Petr Mrazek has been great for the Chicago Blackhawks. Do you see any team targeting by now (Edmonton Oilers, Detroit Red Wings)? -- @Rafael_Meneses

This goes to the previous question. Yes, teams could and probably should be targeting Mrazek, who has had a solid, resurgent season and is in the last year of a three-year, $11.4 million contract ($3.8 million average annual value). He has kept the Blackhawks in games that maybe they had no business being in. But instead of trading him (goalies do not net much in return in the trade market, especially borderline No. 1 goalies like Mrazek, unless it's part of a bigger deal), the Blackhawks would be better off re-signing Mrazek to a short-term contract. Think two years. It would continue to allow them to buy time to develop a future No. 1. If that's Arvid Soderblom, finishing this season and playing all of next season in a smaller role could be what allows him to eventually be good enough and experienced enough to graduate to a bigger role by the time he's 26 years old. He's 24 now. Mrazek could be the buffer, and signing a two-year contract gives him some NHL certainty as he goes into his mid-30s. He turns 32 on Feb. 14.

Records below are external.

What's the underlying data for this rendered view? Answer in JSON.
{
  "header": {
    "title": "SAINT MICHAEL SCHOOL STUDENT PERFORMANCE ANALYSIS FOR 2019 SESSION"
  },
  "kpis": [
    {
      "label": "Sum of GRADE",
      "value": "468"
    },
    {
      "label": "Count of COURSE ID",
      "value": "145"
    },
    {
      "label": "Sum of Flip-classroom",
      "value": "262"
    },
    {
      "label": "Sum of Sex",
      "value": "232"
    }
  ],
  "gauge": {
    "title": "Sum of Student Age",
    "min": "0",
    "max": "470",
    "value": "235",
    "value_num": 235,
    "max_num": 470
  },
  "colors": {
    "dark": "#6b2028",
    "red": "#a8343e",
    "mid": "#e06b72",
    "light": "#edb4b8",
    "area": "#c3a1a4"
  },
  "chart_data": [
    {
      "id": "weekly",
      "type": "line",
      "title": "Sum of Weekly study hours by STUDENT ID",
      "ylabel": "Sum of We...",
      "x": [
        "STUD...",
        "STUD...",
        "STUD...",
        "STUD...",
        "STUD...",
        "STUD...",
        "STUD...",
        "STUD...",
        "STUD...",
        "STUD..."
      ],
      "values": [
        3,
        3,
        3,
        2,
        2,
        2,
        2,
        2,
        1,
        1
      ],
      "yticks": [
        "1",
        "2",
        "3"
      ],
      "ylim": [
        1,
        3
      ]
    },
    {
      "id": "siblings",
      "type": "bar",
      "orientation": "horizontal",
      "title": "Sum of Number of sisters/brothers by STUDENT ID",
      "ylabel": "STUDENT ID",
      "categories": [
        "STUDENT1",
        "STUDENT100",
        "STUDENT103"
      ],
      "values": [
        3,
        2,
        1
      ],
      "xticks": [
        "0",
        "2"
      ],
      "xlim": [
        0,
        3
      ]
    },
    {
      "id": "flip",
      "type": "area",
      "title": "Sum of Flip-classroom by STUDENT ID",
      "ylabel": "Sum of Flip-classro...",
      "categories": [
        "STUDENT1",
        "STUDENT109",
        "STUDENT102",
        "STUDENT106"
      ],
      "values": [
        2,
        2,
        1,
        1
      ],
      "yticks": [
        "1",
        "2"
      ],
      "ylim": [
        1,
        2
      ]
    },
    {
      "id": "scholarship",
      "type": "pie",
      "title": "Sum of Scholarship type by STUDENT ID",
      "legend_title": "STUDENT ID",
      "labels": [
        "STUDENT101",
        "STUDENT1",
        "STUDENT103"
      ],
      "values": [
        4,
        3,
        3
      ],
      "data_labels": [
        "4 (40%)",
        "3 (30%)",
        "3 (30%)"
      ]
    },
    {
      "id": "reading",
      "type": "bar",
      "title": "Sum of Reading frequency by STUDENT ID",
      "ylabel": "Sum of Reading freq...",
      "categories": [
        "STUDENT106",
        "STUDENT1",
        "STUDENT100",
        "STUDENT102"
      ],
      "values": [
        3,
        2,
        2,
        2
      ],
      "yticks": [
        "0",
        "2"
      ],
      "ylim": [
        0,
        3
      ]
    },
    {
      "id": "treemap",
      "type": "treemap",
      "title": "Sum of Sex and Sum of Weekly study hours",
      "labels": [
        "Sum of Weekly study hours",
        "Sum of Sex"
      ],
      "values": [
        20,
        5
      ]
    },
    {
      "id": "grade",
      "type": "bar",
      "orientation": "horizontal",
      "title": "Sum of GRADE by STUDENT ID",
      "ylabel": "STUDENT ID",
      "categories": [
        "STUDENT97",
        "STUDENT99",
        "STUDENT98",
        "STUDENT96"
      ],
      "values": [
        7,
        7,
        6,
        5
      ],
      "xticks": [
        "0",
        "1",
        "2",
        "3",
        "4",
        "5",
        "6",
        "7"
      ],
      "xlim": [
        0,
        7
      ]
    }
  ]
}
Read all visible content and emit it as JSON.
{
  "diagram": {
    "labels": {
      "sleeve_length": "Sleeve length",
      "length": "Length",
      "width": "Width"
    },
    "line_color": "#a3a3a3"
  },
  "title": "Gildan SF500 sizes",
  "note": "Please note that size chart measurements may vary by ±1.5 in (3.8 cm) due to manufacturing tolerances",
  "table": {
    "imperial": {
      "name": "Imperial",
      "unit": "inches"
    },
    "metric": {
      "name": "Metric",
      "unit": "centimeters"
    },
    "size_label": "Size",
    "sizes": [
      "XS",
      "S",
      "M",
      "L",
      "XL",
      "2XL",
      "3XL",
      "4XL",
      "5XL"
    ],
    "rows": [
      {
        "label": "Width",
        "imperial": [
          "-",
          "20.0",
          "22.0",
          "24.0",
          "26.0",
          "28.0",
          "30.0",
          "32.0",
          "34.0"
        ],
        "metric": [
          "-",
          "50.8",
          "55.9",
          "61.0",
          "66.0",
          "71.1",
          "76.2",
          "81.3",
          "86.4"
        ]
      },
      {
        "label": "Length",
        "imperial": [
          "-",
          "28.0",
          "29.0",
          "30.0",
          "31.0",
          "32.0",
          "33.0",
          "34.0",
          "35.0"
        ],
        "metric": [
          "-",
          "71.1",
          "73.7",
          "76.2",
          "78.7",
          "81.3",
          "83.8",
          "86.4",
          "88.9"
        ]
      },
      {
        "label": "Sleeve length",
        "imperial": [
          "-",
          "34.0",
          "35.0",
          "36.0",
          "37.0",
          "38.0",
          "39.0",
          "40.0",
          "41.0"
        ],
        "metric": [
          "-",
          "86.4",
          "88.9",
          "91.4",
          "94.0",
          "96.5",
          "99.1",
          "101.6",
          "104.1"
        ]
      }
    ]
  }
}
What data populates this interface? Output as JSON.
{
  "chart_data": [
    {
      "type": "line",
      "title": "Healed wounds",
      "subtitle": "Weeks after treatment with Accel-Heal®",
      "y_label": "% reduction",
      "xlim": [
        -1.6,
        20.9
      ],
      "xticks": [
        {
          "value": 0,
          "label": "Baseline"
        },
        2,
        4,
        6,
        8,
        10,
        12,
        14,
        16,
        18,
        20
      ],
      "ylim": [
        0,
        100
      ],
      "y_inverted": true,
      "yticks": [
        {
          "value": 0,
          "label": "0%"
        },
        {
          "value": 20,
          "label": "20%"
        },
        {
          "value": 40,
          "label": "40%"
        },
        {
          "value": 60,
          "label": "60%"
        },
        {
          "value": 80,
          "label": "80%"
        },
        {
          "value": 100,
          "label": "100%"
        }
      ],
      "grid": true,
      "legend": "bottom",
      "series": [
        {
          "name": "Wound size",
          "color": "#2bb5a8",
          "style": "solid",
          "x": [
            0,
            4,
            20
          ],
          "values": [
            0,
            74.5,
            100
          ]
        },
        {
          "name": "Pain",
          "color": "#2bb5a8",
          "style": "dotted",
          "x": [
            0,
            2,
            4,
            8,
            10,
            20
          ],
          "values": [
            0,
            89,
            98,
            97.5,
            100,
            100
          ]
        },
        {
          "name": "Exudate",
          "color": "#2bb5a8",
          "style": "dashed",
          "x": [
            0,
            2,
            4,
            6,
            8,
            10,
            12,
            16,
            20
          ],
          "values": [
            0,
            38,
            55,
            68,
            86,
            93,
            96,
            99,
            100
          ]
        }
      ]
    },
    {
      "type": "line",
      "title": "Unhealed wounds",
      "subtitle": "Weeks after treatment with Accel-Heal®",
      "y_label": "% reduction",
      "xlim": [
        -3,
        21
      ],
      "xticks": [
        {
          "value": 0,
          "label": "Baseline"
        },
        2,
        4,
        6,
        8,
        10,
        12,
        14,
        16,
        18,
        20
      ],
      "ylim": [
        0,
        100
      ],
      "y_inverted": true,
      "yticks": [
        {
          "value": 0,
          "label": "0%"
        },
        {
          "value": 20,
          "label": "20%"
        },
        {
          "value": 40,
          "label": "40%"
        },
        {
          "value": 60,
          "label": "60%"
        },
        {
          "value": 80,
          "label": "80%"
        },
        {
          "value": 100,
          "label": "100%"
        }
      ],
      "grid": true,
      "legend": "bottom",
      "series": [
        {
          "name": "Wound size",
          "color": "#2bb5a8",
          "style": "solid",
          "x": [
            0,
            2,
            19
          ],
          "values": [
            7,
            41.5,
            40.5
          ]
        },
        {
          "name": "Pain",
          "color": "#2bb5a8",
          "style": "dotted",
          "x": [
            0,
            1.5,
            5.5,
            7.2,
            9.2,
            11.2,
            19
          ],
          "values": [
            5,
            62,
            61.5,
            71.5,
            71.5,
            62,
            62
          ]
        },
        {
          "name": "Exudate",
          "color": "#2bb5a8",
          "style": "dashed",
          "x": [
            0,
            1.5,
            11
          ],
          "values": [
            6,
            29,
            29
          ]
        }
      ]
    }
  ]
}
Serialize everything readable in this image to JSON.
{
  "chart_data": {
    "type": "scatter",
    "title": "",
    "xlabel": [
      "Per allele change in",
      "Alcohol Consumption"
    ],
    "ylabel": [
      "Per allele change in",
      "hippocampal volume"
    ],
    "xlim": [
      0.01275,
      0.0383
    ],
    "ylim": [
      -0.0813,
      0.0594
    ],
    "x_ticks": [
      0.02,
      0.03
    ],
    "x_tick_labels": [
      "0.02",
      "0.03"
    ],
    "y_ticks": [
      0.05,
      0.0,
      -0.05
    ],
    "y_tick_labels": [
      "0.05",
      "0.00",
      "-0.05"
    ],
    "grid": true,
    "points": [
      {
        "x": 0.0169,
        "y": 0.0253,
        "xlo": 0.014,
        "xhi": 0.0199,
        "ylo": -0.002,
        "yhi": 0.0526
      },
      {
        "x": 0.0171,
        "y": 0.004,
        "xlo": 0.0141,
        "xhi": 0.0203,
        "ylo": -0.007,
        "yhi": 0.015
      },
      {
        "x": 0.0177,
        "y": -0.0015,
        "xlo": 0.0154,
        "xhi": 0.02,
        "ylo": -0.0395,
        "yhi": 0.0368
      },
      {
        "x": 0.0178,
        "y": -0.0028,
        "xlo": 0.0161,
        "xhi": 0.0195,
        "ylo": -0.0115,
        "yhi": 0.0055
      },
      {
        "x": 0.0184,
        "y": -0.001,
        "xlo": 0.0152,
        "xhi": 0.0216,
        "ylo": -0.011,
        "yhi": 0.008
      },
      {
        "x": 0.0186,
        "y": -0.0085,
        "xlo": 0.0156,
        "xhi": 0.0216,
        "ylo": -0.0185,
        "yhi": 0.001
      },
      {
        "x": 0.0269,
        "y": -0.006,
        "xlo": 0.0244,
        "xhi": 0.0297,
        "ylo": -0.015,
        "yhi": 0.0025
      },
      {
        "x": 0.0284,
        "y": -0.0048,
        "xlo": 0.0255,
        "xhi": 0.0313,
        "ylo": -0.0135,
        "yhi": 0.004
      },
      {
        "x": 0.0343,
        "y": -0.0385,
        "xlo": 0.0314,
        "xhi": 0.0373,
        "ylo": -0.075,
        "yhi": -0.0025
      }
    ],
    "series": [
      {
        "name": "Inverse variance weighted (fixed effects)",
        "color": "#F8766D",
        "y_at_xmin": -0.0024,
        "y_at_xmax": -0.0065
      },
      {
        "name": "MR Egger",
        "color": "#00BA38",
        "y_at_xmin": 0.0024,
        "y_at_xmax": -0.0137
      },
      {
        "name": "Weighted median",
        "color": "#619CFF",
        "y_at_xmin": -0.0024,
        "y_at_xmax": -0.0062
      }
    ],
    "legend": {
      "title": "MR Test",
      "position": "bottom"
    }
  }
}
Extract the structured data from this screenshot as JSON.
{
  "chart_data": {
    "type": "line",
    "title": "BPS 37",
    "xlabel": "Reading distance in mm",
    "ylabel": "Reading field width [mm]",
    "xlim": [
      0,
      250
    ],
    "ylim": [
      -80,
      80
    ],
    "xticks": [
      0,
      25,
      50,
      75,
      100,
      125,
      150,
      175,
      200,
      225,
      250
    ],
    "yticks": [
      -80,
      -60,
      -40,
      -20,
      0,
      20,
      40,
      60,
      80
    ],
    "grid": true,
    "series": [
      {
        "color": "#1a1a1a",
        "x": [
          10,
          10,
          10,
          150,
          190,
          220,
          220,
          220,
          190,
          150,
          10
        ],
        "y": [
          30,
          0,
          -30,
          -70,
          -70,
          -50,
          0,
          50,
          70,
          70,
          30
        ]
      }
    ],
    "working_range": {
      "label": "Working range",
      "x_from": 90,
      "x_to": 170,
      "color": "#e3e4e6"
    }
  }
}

ANA@CHI: Mrazek earns 37-save shutout

Are the Rangers considering any changes to their forward corps externally or internally? -- @NYRSZN

They won't have much salary cap space to work with if we're talking externally unless Filip Chytil is unable to return. The forward hasn't been ruled out for the season, but Tuesday marked the 17th straight game he has missed with an upper-body injury, and he is not yet skating with the team, not even with a non-contact jersey on. Chytil has been skating on his own. A week ago, Rangers coach Peter Laviolette said, "I think he'll return." So, we'll see. If he can't play again this season, they can leave him on long-term injured reserve and that would open more salary cap space. Kaapo Kakko is on LTIR with a lower-body injury. His injury is not expected to be season ending, but he is not yet skating on his own and we don't know when he will start to do that. He has missed seven straight games. 

Jonny Brodzinski has filled in admirably, but he doesn't strike me as a long-term solution if Chytil and/or Kakko are going to be out for several more months. Brodzinski can play center or wing, and on the power play, but he hasn't had a sustained run in the NHL. Chytil's injury has forced the Rangers to use Nick Bonino in a third-line role when he was signed for a fourth-line role. He's been solid, but if they can re-slot him into his fourth-line role, that would make the Rangers look like a much deeper team. It all depends on Chytil. The best-case scenario is to get him back and healthy, but if that can't happen, then the Rangers will have to address their forward depth.

Do you feel the Devils should concede this season as a lost cause and work in players from Utica at the same time determining what to do long term with their goaltending? -- @KXPriestess

Concede? No. The Devils are sixth in the Metropolitan Division, four points behind the New York Islanders and Philadelphia Flyers for second with a game in hand on New York and two in hand on Philadelphia. They went 3-1-0 on a four-game West Coast road trip last week. They're home against the Boston Bruins at Prudential Center on Wednesday (7:30 p.m. ET; MAX, MSGSN, TNT). They could use a defenseman with Dougie Hamilton out indefinitely after successful surgery on his left pectoral muscle, though 19-year-old Simon Nemec has been solid in five games since he was brought up from Utica, scoring a goal and dishing out two assists. Yes, they have to get their goaltending in order, meaning it has to be better, but they need to play better in front of Vanecek and Schmid.

They've played 26 games. The only thing the Devils are conceding is that the 26 games they've played haven't been their best. They are in the mix. There's a long runway. Patience.